Getting back to Rankin’s novel: published in 1990, “Hide and Seek” was written at a time when this horrendous shit was still a taboo subject. Nobody was writing about it, or, if they were, they were getting castigated and enormous shit for it. I’m wondering if Rankin didn’t get some major shit for talking about it then. Interesting that this book, about a detective who uncovers a hidden underbelly beneath his hometown of Edinburgh, Scotland in which super-wealthy assholes do horrible things to homeless young men and women and get away with it because nobody has the balls to actually do anything about it was only about 18 years away from a movie (“Taken”) in which a father uncovers a secret underbelly of super-wealthy assholes who kidnap young women and do horrible things with them. The difference is that in the 2008 film, the father (Liam Neeson) does something about it, in a big way, in a way that is not-so-secretly satisfying to every father who has a daughter.
In Rankin’s novel (spoiler alert, by the way), the detective doesn’t have the balls to do anything about it, even though he also has a daughter that he is trying to protect from the super-rich predators of the world. Unlike Neeson’s character, Inspector John Rebus stops short of actually doing something worthwhile, such as alerting the media or exposing the guilty. In part, he knows that his job would be at risk, his loved ones would be at risk, his life would be at risk, and these rich fuckers would probably just get a slap on the wrist anyway, if that.
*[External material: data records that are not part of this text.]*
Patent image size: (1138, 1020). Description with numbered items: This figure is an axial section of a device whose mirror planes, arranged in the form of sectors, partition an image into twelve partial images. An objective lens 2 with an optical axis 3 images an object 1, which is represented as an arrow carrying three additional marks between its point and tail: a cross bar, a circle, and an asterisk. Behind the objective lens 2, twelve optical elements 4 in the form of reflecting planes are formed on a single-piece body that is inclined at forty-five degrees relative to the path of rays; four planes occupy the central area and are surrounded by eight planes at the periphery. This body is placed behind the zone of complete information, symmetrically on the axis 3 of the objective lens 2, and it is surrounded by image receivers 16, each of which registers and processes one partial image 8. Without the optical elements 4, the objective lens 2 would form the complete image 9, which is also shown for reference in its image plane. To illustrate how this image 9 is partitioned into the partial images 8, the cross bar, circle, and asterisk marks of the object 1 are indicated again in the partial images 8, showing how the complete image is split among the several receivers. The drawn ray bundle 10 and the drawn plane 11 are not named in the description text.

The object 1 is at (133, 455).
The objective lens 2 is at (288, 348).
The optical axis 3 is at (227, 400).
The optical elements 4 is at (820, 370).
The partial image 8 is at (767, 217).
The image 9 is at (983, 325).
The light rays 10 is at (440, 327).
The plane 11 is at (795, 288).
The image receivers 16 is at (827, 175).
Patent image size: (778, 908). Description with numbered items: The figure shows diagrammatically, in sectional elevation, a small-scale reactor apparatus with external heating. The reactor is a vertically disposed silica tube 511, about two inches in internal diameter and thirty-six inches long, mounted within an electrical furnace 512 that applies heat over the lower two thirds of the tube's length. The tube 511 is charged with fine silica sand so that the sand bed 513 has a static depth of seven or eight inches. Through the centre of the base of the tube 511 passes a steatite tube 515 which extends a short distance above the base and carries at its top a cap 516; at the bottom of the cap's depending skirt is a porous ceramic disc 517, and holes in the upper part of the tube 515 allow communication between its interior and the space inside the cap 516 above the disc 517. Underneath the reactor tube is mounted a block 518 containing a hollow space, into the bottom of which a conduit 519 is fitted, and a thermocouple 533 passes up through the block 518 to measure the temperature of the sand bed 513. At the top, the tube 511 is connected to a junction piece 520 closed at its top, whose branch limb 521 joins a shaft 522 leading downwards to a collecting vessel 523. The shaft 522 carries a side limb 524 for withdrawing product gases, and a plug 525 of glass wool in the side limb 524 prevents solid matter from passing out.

It’s infuriating and disgusting and (I’ll be honest) I wanted to throw the fucking book across the room, but I also know that Rankin was merely writing about an inconvenient truth about 1990: nobody wanted to talk about this stuff because to do so meant that they might have to do something about it, and that would require a lot of hard work and stress.
The sad thing is: Rankin may as well have been talking about 2021. Sure, things like the #MeToo Movement have made a stir, and more people are at least willing to talk about it, but things, sadly, haven’t changed a whole helluva lot since 1990. Correct me if I’m wrong, but Trump is still president and saying stupid shit that the lapdogs at FOX News eat up like candy and Clinton is publishing unreadable thrillers with James Patterson. This is, in no way, progress.